O segundo bloco traz ainda Louis Malle, um pouco o joker deste programa: da mesma idade de Truffaut, a sua chegada ao cinema representou efectivamente a chegada de uma nova geração e o alvor da nouvelle vague, mesmo que Malle nunca se tenha realmente chegado ao seu epicentro (o filme é o célebre Fim de Semana no Ascensor, Jeanne Moreau, a noite de Paris, e muito Miles Davis na banda musical); e Jacques Becker, verdadeiramene um cineasta inqualificável, adepto do cinema de género que fez um pouco de tudo, tão à vontade na rua como no estúdio, discípulo de Max Ophuls (foi ele quem completou o derradeiro Ophuls depois da morte súbita do realizador), e peça central na exposição da "política dos autores" tal como Truffaut a definiu num artigo crucial. Dele veremos dois soberbos filmes: Aquela Loira, de 1952, um melodrama de época, e O Último Golpe, de 1954, um policial com Jean Gabin e Lino Ventura.
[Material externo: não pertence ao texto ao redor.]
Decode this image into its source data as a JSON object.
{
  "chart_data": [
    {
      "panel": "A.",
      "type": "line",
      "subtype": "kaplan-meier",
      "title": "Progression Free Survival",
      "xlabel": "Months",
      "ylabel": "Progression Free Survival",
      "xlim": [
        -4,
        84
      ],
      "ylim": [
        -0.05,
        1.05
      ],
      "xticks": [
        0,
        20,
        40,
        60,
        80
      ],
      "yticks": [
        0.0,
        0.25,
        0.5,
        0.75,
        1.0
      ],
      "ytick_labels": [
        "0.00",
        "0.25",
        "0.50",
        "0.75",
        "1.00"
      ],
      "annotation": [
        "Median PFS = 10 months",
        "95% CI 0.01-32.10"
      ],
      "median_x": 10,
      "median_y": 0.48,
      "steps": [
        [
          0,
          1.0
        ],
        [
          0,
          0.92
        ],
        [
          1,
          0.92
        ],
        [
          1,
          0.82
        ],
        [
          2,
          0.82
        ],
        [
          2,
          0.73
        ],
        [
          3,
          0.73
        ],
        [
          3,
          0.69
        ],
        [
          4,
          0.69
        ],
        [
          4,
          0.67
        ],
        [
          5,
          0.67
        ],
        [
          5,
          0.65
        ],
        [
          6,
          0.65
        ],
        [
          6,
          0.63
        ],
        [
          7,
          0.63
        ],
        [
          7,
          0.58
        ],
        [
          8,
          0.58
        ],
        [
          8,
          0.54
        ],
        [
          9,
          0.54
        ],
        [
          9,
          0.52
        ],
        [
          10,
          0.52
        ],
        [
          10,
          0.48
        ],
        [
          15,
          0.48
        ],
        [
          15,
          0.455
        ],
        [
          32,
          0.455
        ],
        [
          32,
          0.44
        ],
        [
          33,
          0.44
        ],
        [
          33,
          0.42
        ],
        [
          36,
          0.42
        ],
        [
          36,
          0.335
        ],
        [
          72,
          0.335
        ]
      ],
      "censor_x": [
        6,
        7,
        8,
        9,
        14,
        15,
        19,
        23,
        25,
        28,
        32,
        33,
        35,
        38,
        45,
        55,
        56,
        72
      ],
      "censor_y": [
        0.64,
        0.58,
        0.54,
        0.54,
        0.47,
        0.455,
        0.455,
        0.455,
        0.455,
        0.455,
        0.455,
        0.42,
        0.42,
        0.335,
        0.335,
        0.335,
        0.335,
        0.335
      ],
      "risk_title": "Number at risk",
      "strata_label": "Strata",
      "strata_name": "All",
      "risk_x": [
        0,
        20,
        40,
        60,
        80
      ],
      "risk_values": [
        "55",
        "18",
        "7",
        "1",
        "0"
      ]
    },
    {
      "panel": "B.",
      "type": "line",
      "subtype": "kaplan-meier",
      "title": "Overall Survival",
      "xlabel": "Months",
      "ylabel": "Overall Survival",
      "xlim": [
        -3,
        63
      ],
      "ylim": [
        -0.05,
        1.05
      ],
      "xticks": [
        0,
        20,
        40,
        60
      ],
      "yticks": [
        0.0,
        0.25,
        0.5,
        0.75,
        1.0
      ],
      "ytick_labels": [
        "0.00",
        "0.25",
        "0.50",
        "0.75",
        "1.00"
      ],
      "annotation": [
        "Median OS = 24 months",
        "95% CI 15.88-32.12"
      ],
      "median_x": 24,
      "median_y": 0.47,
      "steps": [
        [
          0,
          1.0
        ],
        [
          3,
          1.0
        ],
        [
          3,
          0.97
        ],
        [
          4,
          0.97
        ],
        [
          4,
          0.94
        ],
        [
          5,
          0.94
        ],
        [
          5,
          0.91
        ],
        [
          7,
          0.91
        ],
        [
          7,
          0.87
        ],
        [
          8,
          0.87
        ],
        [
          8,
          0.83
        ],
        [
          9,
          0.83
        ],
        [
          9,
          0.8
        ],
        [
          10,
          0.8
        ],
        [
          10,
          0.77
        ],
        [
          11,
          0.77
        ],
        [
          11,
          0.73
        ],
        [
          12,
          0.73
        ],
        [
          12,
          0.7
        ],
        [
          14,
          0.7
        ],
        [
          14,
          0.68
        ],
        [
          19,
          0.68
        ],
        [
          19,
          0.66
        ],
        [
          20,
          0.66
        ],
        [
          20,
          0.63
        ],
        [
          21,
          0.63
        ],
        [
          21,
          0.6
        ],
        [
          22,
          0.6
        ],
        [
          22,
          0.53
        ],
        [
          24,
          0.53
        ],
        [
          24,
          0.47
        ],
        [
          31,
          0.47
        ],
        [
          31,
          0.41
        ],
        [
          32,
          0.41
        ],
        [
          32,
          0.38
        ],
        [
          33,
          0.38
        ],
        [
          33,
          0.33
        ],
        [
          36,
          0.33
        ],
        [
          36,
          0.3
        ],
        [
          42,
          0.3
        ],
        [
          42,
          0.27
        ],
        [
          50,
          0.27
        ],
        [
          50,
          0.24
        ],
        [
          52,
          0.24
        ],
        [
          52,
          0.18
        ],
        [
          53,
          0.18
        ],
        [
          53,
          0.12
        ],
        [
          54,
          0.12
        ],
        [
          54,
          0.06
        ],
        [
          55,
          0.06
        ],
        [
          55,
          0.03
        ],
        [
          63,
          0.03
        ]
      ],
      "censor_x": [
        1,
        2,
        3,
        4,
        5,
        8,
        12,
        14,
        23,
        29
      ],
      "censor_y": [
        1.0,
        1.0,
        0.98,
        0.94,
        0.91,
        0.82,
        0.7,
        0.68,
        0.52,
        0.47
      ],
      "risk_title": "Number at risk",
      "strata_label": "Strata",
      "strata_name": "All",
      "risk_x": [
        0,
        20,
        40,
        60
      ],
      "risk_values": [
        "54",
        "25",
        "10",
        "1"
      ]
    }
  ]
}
Depois há os bem conhecidos Robert Bresson (Pickpocket) e Jean Cocteau (O Testamento de Orfeu), que não precisam de muitas apresentações ou elogios. Mas deve frisar-se a presença no programa de Marcel Pagnol (com dois filmes: La Femme du Boulanger e La Fille du Puisatier, do final dos 30), e de Sacha Guitry (também com dois filmes: Mon Père Avait Raison, de 1936, e La Poison de 1951). Durante muitos anos foram desconsiderados, remetidos para o campo do "teatro filmado", vistos como dramaturgos que filmavam, de qualquer maneira, as suas próprias peças. O erro de avaliação precisou de anos para ser desmontado: é justamente na assunção do artifício teatral (no caso de Pagnol, diluido no naturalismo "regional" sulista; no caso de Guitry exacerbado até à auto-irrisão) que se encontra o génio deles. Guitry, oriundo da aristocracia teatral parisiense, até desprezava o cinema, que via como mero "teatro em conserva". O contrário do "cinéfilo", portanto, e terá sido o caso em que o "ódio ao cinema" se revelou mais produtivo. Para Guitry o cinema é só "teatro", quer dizer, oralidade, palavras, encenações, máscaras e representações - o espelho perfeito, afinal, da "boa (e menos boa) sociedade" que incessantemente filmou. Estes dois filmes (e La Poison deve ser o filme mais cínico, mais misantrópico alguma vez feito, daquele género em que o riso é a única resposta possível perante a devastação humana), para quem não conheça nada do autor, podem bem ser a maior revelação do ciclo.